“Chemo-brain” can be a persistent problem for chemotherapy patients after treatment, according to a recent study.
In a study by researchers at the University of Rochester, women with breast cancer reported that chemo-brain was a substantial problem for as long as six months after treatment. Lead author Michelle Janelsins, assistant professor of Surgery in UR Medicine’s Wilmot Cancer Institute Cancer Control and Survivorship program, said the study highlights one specific group.
“Our study, from one of the largest nationwide studies to date, shows that cancer-related cognitive problems are a substantial and pervasive issue for many women with breast cancer,” she said in a press release.
Scientists have known that cancer-related cognitive impairment has been a concern for patients. The impairments include issues with memory, attention and processing information.
For the study, researchers compared cognitive difficulties among 581 breast cancer patients and 364 healthy individuals, with an average age of 53-years-old for each group. The study used a tool known as a FACT-Cog, a validated measurement of cognitive impairment that examines a person’s own perceived impairment as well as cognitive impairment perceived by others.
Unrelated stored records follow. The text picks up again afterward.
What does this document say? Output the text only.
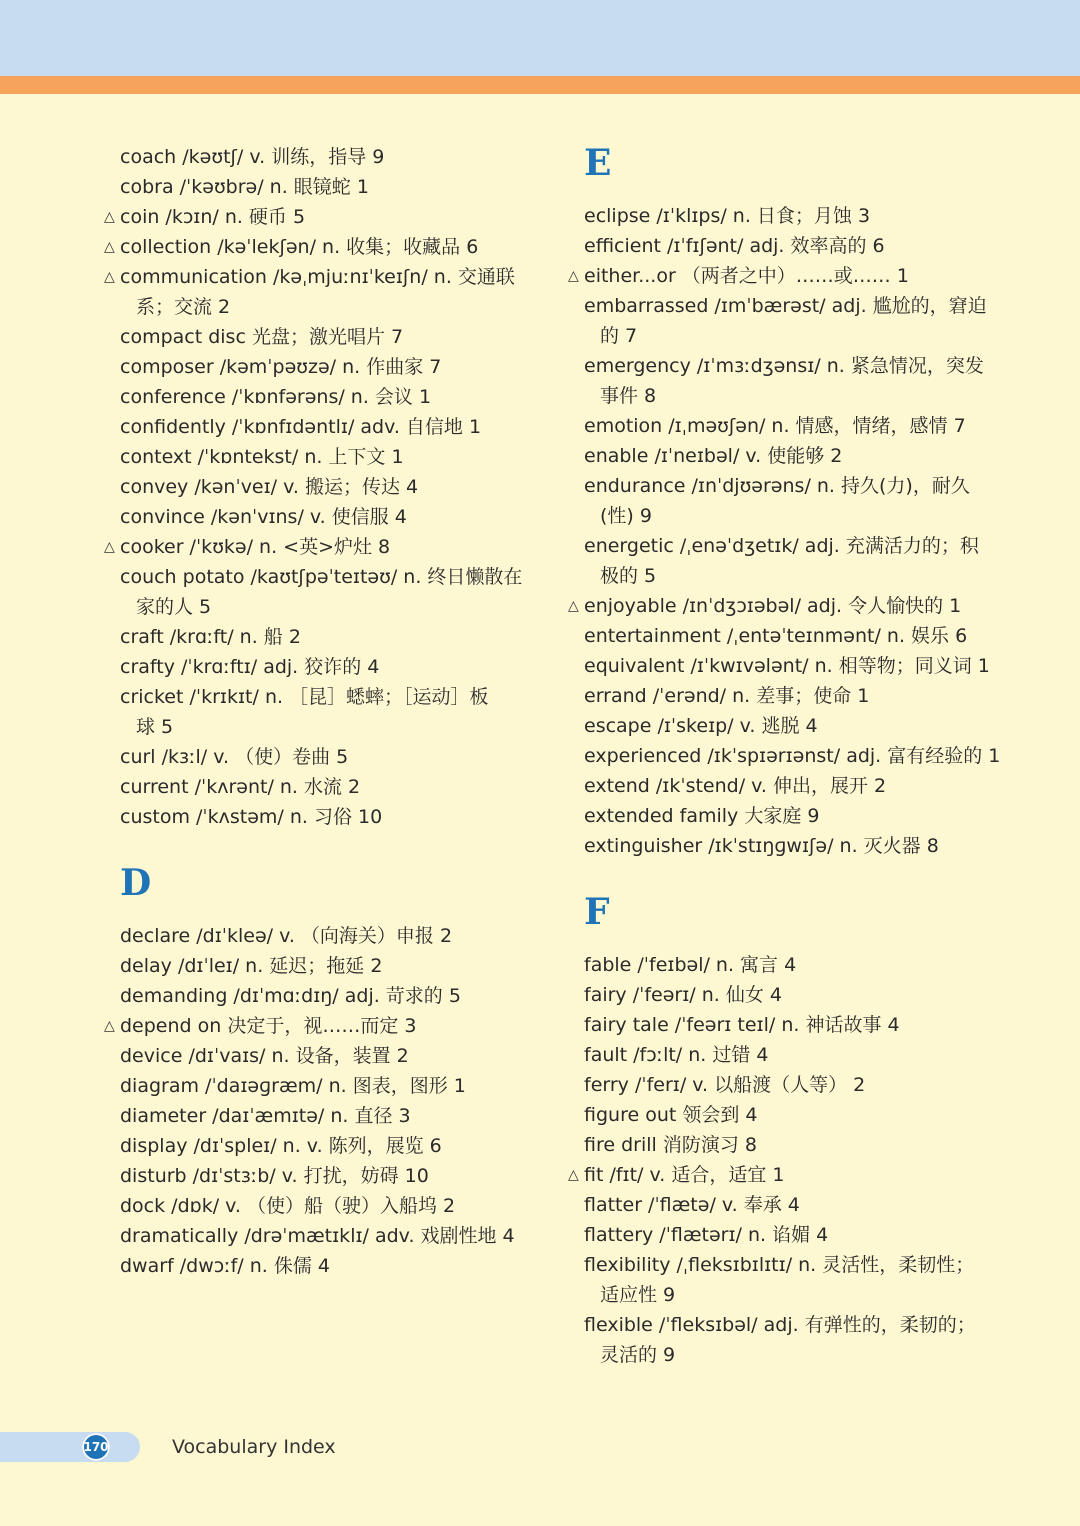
coach /kəʊtʃ/ v. 训练，指导 9
cobra /ˈkəʊbrə/ n. 眼镜蛇 1
△ coin /kɔɪn/ n. 硬币 5
△ collection /kəˈlekʃən/ n. 收集；收藏品 6
△ communication /kəˌmjuːnɪˈkeɪʃn/ n. 交通联
系；交流 2
compact disc 光盘；激光唱片 7
composer /kəmˈpəʊzə/ n. 作曲家 7
conference /ˈkɒnfərəns/ n. 会议 1
confidently /ˈkɒnfɪdəntlɪ/ adv. 自信地 1
context /ˈkɒntekst/ n. 上下文 1
convey /kənˈveɪ/ v. 搬运；传达 4
convince /kənˈvɪns/ v. 使信服 4
△ cooker /ˈkʊkə/ n. <英>炉灶 8
couch potato /kaʊtʃpəˈteɪtəʊ/ n. 终日懒散在
家的人 5
craft /krɑːft/ n. 船 2
crafty /ˈkrɑːftɪ/ adj. 狡诈的 4
cricket /ˈkrɪkɪt/ n. ［昆］蟋蟀；［运动］板
球 5
curl /kɜːl/ v. （使）卷曲 5
current /ˈkʌrənt/ n. 水流 2
custom /ˈkʌstəm/ n. 习俗 10
D
declare /dɪˈkleə/ v. （向海关）申报 2
delay /dɪˈleɪ/ n. 延迟；拖延 2
demanding /dɪˈmɑːdɪŋ/ adj. 苛求的 5
△ depend on 决定于，视……而定 3
device /dɪˈvaɪs/ n. 设备，装置 2
diagram /ˈdaɪəɡræm/ n. 图表，图形 1
diameter /daɪˈæmɪtə/ n. 直径 3
display /dɪˈspleɪ/ n. v. 陈列，展览 6
disturb /dɪˈstɜːb/ v. 打扰，妨碍 10
dock /dɒk/ v. （使）船（驶）入船坞 2
dramatically /drəˈmætɪklɪ/ adv. 戏剧性地 4
dwarf /dwɔːf/ n. 侏儒 4
E
eclipse /ɪˈklɪps/ n. 日食；月蚀 3
efficient /ɪˈfɪʃənt/ adj. 效率高的 6
△ either...or （两者之中）……或…… 1
embarrassed /ɪmˈbærəst/ adj. 尴尬的，窘迫
的 7
emergency /ɪˈmɜːdʒənsɪ/ n. 紧急情况，突发
事件 8
emotion /ɪˌməʊʃən/ n. 情感，情绪，感情 7
enable /ɪˈneɪbəl/ v. 使能够 2
endurance /ɪnˈdjʊərəns/ n. 持久(力)，耐久
(性) 9
energetic /ˌenəˈdʒetɪk/ adj. 充满活力的；积
极的 5
△ enjoyable /ɪnˈdʒɔɪəbəl/ adj. 令人愉快的 1
entertainment /ˌentəˈteɪnmənt/ n. 娱乐 6
equivalent /ɪˈkwɪvələnt/ n. 相等物；同义词 1
errand /ˈerənd/ n. 差事；使命 1
escape /ɪˈskeɪp/ v. 逃脱 4
experienced /ɪkˈspɪərɪənst/ adj. 富有经验的 1
extend /ɪkˈstend/ v. 伸出，展开 2
extended family 大家庭 9
extinguisher /ɪkˈstɪŋɡwɪʃə/ n. 灭火器 8
F
fable /ˈfeɪbəl/ n. 寓言 4
fairy /ˈfeərɪ/ n. 仙女 4
fairy tale /ˈfeərɪ teɪl/ n. 神话故事 4
fault /fɔːlt/ n. 过错 4
ferry /ˈferɪ/ v. 以船渡（人等） 2
figure out 领会到 4
fire drill 消防演习 8
△ fit /fɪt/ v. 适合，适宜 1
flatter /ˈflætə/ v. 奉承 4
flattery /ˈflætərɪ/ n. 谄媚 4
flexibility /ˌfleksɪbɪlɪtɪ/ n. 灵活性，柔韧性；
适应性 9
flexible /ˈfleksɪbəl/ adj. 有弹性的，柔韧的；
灵活的 9
170	Vocabulary Index
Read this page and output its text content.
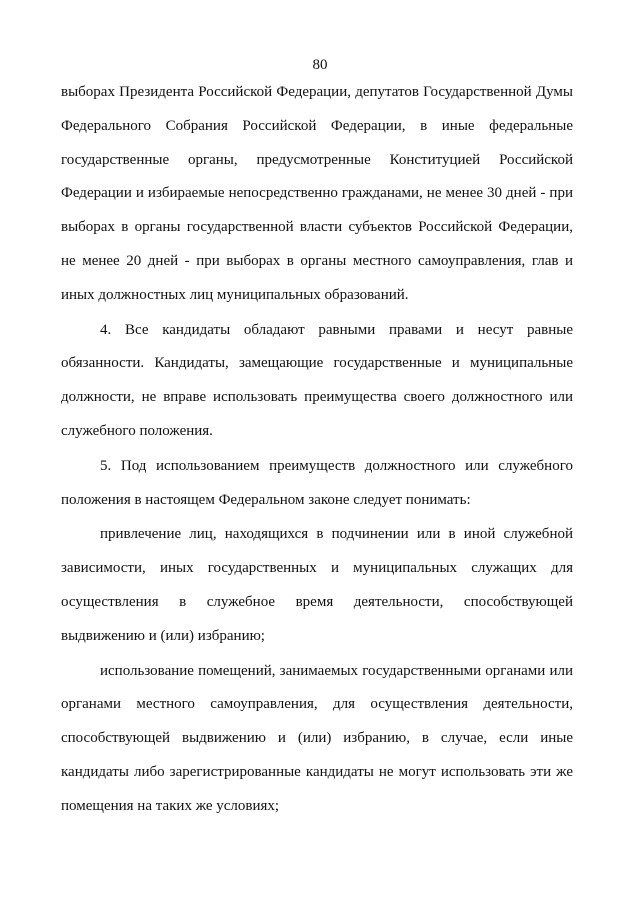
80

выборах Президента Российской Федерации, депутатов Государственной Думы Федерального Собрания Российской Федерации, в иные федеральные государственные органы, предусмотренные Конституцией Российской Федерации и избираемые непосредственно гражданами, не менее 30 дней - при выборах в органы государственной власти субъектов Российской Федерации, не менее 20 дней - при выборах в органы местного самоуправления, глав и иных должностных лиц муниципальных образований.

4. Все кандидаты обладают равными правами и несут равные обязанности. Кандидаты, замещающие государственные и муниципальные должности, не вправе использовать преимущества своего должностного или служебного положения.

5. Под использованием преимуществ должностного или служебного положения в настоящем Федеральном законе следует понимать:

привлечение лиц, находящихся в подчинении или в иной служебной зависимости, иных государственных и муниципальных служащих для осуществления в служебное время деятельности, способствующей выдвижению и (или) избранию;

использование помещений, занимаемых государственными органами или органами местного самоуправления, для осуществления деятельности, способствующей выдвижению и (или) избранию, в случае, если иные кандидаты либо зарегистрированные кандидаты не могут использовать эти же помещения на таких же условиях;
By using the FACT-Cog, the scientists hoped to discover whether persistent symptoms existed and to possibly correlate them with other factors like age, education and race. Researchers found that compared to the healthy individuals, the FACT-Cog scores of women with breast cancer showed 45 percent more impairment.
Over a period of almost a year, from diagnosis to post-chemotherapy follow-ups, 36.5 percent of women reported a decline in scores compared to 13.6 percent of healthy women. Factors that led to a greater impact on the FACT-Cog score included anxiety, depressive symptoms and younger age.
The study said black women were more likely to have a higher FACT-Cog score as well. The study also indicated that women who received hormone therapy and/or radiation treatment after chemotherapy had similar cognitive problems to women who received chemotherapy alone.
“It is possible that these factors are most important in determining the overall impact of cognitive impairment on quality of life as well as how others, for example, caregivers, view the patient’s cognitive function,” the study said.
The researchers said the study’s limitations included that the long-term impact of chemo-brain assessed by FACT-Cog isn’t known. A small group of patients are still being studied for its effects two years post-treatment.
More research is needed to address the effects of anxiety, depression and other factors within the FACT-Cog assessment, the study said. The researchers also recommended studies that fully evaluate chemo-brain for younger patients with cancer as well as patients who belong to minority populations.
The study, funded by the National Institutes of Health and the National Cancer Institute, is the largest study to date to assess perceived chemo-brain. Janelsins said the data is being reviewed to understand what it means for chemotherapy patients.
“We are currently assessing these data in the context of objective cognitive measures and to understand the role of possible biologic mechanisms that may confer risk to cognitive problems in patients,” she said.